文庫『僕は君を殺せない』 長谷川夕 独断的感想

読書・映画

初めて読む作家さんです。本屋さんで見かけてね「ノベル大賞受賞作 重版!!」とか書いてあるしちょっと気になるやん。

そのあとの1020代から圧倒的支持!」ってとこと集英社オレンジ文庫なところが、ちょっとひっかかったけどね。

2015年にこの作品でノベル大賞を受賞して(受賞時のタイトルは『亡霊』)デビューなんだ、Amazonでも2冊しか出てこない。

 

更に帯のキャッチコピーには「二度読み必至!!新感覚ミステリー」と書いてあります、二度は読まないけど・・。

あ、でも確かにパラパラ戻って確認はしたね、これが二度読みなのかしら?

色んなパーツをばらまいて、きれいに回収してはいるよね、うん。

 

軽く読めます。
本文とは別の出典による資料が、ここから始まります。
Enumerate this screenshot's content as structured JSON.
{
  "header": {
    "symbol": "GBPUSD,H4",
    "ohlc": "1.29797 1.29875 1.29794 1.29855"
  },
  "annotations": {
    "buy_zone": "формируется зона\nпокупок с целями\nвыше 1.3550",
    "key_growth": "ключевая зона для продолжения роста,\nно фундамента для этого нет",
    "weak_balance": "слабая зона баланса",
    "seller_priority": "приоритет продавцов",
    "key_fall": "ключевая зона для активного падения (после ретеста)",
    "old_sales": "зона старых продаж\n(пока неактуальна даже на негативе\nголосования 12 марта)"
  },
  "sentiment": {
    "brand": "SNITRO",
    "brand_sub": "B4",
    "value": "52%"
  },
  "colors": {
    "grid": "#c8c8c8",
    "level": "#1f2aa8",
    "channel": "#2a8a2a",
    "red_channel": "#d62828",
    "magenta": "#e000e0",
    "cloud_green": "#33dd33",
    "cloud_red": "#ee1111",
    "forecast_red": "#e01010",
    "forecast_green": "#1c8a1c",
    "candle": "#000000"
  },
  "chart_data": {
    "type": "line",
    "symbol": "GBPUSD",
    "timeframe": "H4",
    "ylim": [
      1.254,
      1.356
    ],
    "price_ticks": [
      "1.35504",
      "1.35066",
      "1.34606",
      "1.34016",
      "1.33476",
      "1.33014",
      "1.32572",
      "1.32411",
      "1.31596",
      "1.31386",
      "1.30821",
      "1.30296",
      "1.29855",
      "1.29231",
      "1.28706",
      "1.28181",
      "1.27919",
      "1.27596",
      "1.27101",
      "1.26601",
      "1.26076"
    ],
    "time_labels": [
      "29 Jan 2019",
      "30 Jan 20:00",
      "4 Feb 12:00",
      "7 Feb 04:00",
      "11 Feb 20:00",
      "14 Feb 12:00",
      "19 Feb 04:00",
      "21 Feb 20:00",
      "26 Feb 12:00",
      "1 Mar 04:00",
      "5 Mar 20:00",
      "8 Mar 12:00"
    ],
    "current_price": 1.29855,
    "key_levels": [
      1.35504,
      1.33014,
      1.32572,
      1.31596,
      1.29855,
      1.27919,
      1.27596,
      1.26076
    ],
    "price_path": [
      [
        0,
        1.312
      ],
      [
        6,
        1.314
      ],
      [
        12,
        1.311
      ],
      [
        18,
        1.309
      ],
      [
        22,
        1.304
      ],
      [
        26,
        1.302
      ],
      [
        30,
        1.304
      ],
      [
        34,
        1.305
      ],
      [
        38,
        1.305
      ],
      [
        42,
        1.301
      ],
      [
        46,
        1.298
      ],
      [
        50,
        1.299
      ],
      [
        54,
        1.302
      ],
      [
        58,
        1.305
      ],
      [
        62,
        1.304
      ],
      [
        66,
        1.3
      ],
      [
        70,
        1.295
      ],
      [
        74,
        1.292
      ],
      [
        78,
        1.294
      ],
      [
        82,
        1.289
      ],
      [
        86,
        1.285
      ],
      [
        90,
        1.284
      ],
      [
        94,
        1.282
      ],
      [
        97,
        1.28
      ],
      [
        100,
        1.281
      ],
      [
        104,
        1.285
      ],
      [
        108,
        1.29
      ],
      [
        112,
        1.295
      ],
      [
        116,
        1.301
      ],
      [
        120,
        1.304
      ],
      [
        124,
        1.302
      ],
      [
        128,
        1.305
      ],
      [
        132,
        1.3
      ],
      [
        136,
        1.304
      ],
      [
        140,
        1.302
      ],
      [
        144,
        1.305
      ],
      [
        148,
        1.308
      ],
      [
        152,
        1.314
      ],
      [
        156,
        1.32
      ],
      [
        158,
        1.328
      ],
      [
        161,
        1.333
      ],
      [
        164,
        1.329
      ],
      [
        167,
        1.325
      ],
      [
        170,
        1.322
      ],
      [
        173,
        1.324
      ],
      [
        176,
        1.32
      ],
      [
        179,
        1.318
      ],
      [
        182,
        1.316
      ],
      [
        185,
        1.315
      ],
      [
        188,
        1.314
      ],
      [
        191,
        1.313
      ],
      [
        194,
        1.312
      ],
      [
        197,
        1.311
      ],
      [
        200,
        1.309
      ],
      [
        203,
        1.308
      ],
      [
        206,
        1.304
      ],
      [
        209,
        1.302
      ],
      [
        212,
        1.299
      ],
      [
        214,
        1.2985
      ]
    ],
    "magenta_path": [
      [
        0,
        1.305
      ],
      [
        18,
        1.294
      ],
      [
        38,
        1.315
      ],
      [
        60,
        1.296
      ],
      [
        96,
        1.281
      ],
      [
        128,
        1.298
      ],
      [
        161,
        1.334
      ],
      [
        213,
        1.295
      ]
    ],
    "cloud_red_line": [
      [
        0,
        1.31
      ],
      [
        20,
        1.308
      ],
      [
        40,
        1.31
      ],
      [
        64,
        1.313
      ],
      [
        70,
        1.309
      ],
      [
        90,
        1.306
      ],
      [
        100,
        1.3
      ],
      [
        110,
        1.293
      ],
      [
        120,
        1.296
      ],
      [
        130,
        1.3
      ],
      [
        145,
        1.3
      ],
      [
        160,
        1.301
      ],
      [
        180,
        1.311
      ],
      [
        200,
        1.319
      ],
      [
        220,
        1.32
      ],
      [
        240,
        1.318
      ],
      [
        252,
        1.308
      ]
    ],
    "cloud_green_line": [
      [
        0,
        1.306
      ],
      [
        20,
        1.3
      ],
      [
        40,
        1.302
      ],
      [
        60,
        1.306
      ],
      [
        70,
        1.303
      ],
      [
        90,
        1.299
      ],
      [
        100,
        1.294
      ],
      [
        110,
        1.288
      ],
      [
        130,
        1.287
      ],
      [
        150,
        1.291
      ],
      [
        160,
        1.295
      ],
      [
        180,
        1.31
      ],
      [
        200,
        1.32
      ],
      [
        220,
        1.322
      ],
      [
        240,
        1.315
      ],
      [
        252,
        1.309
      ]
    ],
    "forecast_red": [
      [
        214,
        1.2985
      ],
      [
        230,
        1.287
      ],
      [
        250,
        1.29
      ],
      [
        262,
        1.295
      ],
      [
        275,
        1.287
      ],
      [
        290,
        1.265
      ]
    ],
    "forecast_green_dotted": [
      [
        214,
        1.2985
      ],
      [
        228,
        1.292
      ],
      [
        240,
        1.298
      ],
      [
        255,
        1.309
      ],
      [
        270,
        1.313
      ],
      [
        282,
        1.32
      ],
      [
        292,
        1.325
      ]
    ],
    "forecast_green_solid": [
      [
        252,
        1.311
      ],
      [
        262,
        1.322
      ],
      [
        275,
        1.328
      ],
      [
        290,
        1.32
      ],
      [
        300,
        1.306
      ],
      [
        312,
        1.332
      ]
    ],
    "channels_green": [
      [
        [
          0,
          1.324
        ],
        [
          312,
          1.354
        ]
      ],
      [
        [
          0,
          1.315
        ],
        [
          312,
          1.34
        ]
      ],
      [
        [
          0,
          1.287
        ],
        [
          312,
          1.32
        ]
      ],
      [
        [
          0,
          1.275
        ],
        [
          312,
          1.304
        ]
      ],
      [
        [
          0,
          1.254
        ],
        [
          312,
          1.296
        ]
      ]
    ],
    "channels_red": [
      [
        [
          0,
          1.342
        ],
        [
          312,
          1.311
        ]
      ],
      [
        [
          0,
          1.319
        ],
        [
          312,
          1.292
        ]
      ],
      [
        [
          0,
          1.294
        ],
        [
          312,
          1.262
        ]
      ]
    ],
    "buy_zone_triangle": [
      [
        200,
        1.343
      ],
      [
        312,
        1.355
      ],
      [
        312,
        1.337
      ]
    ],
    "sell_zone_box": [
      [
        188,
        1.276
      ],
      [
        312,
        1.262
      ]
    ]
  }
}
サクサクサク終わり。という感じで読めます。

確かに若者が好みそうな感じ、オレンジ文庫だもんね、そりゃそうだ。

 

内容紹介を読むと山中の屋敷で次々と人が殺されるところがメインっぽいけど、実はそこはちょっとしか描かれてない。

時系列や語り手をばらばらとちりばめて集約させてるけど、話の展開に真実味が薄い気がしてならない。

どうしてもそうしなければならなかった実感がこちらに伝わってこない。主人公がそこまでのことをせずにはいられなかった切実な思いがいまひとつ伝わってこない。

 

主人公の悲しい生い立ちは語られるけど、ふーんそうなんだと軽く読めちゃう。胸を刺すような悲しみや絶望は残念ながら伝わってはこない。

「誰も想像しない驚愕のラストへ」というキャッチコピーは書き過ぎでしょう・・むしろ逆効果だと思いますが。驚愕は何もありません。

 

好きな人はいるかもしれない、でも私はもうこの作家さんを買うことはないなぁ。